Bildung beim Sturz in den Galaxienhaufen

Wie aber kam es zur Trennung der allein im All schwebenden blauen Sternsysteme von ihrer Muttergalaxie? Theoretisch sind dafür zwei Mechanismen denkbar, wie die Astronomen erklären. Der erste ist das sogenannte Tidal Stripping, bei dem Schwerkraft-Turbulenzen bei der nahen Begegnung zweier Galaxien Gas und Sterne aus den Galaxien herausreißen. Allerdings dauert dies typischerweise relativ lange und die Massen der herausgerissenen Gas- und Sternenströme sind eine Größenordnung größer als bei den blauen Sternensystemen, wie das Team erklärt.

Die Astronomen halten daher den zweiten Mechanismus für wahrscheinlicher, das sogenannte Ram Pressure Stripping. Dieses ereignet sich, wenn eine von außen kommende kleinere Galaxie in den Galaxienhaufen stürzt. Dabei tritt sie in das dichtere intergalaktische Medium des Haufens ein und wird dabei einer Art „Fahrtwind“ ausgesetzt: Das weniger stark gebundene Gas der einfallenden Galaxie wird vom intergalaktischen Medium verdrängt und aus der Muttergalaxie gerissen.

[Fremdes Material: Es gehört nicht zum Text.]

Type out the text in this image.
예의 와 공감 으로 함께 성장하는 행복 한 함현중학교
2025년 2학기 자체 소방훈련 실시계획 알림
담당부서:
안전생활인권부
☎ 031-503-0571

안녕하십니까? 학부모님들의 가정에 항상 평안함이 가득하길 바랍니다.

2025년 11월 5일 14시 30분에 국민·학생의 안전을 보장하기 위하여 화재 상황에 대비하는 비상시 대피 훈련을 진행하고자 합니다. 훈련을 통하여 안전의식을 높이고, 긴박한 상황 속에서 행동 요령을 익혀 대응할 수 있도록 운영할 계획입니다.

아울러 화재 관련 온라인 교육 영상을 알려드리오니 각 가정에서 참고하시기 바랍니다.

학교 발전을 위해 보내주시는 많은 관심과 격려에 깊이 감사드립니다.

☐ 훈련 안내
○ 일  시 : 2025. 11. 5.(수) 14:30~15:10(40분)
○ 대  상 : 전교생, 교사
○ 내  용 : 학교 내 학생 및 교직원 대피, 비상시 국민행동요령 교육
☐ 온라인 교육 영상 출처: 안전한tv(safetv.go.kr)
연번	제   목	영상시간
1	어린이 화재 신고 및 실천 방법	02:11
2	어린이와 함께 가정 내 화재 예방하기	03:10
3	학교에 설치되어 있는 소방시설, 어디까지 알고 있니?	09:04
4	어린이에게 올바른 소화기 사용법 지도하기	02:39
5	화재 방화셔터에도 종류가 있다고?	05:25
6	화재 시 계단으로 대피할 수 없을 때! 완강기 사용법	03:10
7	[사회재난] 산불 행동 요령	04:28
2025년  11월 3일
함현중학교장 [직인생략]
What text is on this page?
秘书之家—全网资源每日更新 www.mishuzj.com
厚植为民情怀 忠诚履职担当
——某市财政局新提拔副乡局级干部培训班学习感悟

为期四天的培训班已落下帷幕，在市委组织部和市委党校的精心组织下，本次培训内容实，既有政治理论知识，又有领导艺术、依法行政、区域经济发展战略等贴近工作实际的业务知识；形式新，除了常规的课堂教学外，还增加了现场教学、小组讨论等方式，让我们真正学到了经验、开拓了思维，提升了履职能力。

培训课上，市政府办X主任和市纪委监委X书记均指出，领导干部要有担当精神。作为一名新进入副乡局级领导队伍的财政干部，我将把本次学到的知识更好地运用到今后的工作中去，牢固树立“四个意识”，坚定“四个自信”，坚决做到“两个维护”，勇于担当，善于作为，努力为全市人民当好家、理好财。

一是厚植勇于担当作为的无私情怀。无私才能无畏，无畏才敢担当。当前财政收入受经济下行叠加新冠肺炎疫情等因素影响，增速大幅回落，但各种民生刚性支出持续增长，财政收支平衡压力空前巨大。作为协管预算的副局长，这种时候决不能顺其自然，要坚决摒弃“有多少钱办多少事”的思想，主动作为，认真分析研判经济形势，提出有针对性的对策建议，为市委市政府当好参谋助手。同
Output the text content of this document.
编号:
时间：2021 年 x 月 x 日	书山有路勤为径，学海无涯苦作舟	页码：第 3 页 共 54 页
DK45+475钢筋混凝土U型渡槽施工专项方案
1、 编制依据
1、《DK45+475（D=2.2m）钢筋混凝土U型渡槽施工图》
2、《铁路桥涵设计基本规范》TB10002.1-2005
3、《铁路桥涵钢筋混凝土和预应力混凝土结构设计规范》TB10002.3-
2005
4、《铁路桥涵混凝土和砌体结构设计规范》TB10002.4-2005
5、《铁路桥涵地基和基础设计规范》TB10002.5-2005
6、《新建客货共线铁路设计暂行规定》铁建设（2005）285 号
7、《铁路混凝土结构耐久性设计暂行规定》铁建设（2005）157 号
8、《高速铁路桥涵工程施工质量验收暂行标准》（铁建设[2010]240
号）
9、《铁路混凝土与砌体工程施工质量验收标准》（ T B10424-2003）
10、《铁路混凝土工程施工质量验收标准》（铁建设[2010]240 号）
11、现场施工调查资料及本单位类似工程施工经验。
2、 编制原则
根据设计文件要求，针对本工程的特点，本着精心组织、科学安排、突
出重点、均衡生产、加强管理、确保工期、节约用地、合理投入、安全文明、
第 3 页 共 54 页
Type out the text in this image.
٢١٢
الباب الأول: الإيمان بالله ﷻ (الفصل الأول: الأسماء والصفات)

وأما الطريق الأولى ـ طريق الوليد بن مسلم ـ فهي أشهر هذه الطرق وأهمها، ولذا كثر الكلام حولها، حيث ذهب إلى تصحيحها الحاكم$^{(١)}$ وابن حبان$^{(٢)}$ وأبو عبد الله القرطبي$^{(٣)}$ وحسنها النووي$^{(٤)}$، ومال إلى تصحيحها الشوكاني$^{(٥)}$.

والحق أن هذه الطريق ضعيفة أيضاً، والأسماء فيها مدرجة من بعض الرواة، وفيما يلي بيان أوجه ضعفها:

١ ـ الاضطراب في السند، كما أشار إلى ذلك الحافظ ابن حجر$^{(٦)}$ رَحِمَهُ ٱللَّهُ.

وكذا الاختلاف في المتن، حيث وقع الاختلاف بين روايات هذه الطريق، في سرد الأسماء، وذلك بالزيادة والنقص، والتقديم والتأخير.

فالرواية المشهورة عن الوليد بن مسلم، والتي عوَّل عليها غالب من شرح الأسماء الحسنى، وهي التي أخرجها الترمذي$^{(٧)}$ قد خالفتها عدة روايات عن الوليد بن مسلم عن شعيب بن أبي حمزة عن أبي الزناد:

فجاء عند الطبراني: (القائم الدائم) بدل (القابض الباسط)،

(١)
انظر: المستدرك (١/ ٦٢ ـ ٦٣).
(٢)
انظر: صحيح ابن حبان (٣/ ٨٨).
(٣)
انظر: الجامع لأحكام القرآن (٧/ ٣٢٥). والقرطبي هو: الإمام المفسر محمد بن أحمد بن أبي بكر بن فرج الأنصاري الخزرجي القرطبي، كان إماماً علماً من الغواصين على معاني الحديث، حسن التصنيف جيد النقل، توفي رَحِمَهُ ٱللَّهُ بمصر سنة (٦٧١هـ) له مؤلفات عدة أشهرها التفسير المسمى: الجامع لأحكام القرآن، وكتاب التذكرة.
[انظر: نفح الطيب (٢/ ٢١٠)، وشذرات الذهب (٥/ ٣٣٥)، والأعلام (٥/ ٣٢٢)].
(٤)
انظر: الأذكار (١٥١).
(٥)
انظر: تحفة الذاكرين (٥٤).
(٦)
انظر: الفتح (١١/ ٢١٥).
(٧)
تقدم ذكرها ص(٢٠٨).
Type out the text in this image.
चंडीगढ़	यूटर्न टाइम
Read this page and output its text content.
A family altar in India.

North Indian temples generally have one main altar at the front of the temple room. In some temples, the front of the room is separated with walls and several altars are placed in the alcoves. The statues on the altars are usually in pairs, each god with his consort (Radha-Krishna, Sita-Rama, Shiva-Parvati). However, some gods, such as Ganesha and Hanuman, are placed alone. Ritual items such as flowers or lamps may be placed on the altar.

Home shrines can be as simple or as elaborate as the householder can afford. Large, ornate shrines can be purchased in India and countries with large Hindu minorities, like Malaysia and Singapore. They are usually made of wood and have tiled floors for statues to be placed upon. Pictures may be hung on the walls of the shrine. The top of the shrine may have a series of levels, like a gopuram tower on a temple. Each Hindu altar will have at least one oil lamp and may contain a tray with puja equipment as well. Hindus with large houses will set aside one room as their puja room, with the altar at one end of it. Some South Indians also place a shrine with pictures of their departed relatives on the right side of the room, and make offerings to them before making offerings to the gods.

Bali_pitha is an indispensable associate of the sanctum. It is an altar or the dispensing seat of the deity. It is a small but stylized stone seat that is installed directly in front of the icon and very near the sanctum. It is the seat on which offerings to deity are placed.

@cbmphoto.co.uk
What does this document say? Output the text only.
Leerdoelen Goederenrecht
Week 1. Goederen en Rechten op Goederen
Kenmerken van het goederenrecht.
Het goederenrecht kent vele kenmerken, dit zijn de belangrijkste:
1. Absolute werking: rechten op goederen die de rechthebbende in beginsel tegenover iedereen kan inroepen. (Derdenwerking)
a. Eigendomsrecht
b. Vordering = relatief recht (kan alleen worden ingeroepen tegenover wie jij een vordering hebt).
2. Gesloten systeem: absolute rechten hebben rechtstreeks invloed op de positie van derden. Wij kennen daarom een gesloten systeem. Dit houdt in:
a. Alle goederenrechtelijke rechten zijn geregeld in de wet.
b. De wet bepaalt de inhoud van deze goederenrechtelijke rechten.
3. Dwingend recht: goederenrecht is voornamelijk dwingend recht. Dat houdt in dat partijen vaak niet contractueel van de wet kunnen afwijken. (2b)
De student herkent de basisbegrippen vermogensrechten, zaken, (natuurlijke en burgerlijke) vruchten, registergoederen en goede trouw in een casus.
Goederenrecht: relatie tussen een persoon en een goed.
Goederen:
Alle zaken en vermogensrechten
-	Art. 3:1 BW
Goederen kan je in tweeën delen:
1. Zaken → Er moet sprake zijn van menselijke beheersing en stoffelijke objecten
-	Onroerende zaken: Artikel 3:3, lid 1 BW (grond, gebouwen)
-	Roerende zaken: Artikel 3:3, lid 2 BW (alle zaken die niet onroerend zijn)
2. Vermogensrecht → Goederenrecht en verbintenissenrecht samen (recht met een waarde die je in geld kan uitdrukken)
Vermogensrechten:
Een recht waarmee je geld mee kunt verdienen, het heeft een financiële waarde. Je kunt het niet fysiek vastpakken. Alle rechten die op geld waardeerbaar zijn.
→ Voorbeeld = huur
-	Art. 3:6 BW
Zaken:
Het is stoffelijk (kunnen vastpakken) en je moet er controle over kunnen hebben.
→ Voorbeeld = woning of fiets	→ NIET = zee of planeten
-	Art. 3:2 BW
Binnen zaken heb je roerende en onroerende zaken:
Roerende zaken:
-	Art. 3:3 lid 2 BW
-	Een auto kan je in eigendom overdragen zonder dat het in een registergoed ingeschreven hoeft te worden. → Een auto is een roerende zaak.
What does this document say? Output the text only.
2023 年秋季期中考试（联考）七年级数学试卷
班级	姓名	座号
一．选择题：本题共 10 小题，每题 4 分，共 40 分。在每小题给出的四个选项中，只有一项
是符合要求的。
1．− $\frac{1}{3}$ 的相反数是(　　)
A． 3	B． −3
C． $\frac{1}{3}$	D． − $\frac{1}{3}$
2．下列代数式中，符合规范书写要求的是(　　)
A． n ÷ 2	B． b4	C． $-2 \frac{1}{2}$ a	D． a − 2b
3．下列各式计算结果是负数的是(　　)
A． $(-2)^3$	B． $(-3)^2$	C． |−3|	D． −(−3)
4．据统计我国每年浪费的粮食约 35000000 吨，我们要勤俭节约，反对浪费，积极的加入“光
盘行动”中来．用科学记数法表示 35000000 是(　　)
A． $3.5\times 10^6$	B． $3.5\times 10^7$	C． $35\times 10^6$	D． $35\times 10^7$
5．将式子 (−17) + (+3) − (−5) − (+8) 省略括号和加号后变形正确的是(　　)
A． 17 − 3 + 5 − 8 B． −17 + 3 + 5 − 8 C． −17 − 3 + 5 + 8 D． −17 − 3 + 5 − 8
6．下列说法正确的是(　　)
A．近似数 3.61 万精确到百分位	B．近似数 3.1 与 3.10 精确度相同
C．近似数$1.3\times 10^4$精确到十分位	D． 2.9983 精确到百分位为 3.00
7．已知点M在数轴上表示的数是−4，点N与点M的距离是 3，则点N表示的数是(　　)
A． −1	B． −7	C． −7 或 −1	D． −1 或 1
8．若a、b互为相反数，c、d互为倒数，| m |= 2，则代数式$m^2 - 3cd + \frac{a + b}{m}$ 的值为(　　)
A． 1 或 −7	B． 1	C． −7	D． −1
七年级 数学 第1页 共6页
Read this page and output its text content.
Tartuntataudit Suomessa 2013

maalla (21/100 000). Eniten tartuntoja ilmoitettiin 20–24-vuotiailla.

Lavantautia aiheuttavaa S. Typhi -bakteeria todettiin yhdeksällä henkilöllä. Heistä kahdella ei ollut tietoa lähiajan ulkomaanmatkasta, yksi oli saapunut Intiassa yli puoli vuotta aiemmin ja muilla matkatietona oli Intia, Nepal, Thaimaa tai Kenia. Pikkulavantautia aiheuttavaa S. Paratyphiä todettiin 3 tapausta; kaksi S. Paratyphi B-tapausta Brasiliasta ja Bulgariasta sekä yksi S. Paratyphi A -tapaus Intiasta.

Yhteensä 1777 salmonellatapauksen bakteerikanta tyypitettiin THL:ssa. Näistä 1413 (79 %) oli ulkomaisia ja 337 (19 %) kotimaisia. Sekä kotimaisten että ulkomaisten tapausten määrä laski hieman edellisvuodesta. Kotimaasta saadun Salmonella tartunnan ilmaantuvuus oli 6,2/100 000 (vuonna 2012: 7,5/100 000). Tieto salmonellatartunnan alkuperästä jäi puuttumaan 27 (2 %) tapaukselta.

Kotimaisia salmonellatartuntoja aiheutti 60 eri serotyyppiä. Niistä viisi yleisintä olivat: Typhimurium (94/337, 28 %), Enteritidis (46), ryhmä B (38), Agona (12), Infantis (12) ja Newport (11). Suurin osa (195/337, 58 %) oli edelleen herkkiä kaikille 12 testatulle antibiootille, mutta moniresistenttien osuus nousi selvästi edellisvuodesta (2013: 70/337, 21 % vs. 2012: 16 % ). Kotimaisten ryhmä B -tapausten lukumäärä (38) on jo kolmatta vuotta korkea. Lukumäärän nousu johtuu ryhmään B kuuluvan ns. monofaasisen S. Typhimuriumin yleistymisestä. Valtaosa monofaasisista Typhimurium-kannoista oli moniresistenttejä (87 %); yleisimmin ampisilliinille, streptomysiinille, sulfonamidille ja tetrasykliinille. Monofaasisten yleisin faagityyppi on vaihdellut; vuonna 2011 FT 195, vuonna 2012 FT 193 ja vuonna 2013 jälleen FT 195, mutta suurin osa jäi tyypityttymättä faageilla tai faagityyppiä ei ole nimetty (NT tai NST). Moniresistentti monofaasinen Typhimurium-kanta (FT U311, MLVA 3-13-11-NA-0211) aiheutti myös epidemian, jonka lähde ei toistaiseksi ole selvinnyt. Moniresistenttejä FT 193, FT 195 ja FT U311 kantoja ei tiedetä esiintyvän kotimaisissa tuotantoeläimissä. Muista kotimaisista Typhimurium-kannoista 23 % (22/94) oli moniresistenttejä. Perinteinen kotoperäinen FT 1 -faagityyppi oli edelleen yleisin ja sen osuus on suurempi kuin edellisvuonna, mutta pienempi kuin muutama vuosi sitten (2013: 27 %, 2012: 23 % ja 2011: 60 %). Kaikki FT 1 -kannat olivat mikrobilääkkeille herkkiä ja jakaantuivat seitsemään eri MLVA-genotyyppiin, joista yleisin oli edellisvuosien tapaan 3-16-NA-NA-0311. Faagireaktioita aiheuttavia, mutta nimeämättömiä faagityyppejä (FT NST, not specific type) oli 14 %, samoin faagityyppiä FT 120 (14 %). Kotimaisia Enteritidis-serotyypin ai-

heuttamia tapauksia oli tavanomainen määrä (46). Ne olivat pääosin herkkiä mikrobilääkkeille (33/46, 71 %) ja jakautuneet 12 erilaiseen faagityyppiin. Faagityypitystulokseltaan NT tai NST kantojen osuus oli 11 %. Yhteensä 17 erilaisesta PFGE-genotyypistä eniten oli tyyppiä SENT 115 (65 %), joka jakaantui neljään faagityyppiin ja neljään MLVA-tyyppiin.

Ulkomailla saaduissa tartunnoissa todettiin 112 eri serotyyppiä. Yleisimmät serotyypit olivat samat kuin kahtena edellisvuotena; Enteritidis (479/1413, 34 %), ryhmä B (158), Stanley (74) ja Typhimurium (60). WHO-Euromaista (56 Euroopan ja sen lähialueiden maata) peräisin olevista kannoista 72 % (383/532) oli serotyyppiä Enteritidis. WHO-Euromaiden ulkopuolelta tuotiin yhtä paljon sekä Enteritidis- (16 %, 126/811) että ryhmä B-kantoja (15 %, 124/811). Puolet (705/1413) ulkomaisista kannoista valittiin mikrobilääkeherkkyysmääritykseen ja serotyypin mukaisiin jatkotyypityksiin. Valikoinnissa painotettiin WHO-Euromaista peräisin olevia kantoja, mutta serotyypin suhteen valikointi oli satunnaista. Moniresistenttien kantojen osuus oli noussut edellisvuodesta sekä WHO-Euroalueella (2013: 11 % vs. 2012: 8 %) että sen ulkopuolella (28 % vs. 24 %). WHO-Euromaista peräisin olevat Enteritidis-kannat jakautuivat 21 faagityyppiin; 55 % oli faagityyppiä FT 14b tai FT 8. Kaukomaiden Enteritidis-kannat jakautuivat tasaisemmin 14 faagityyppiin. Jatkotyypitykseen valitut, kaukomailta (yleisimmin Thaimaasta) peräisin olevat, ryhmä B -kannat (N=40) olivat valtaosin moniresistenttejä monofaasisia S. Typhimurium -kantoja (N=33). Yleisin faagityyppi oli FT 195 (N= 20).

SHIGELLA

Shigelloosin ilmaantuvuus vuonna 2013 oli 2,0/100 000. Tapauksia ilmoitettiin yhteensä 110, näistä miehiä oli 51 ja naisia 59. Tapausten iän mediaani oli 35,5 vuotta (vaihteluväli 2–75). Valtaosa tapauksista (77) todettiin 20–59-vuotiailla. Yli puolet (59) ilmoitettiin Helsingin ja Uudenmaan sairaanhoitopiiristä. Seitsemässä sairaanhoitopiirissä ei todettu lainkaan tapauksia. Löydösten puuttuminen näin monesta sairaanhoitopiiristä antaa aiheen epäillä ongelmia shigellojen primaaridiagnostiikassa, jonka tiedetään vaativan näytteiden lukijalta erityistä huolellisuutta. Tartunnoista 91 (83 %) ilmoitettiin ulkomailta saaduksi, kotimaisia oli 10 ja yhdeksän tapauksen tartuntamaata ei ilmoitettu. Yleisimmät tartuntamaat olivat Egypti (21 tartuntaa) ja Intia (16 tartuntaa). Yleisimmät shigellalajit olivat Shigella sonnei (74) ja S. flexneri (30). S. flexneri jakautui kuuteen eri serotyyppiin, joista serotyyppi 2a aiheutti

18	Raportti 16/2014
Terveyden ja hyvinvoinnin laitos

„Das ist der Mechanismus, den wir hinter diesen exotischen Sternsystemen vermuten“, sagt Jones. Er wäre schnell und heftig genug, um isolierte Gaswolken weit aus ihren Muttergalaxien herauszuschleudern. Weit draußen bildet dieses Gas dann den Rohstoff für die jungen blauen Sterne.

Die Suche geht weiter

Noch müssen erst weitere Beobachtungen bestätigen, ob das Ram Pressure Stripping tatsächlich der Bildungsweg für diese blauen Sternsysteme ist. Möglich wäre das, wenn es den Astronomen gelingt, solche blauen Sternsysteme oder ihre Vorstufen direkt bei ihrer Entstehung zu beobachten. (Astrophysical Journal, submitted; doi: 10.48550/arXiv.2205.01695)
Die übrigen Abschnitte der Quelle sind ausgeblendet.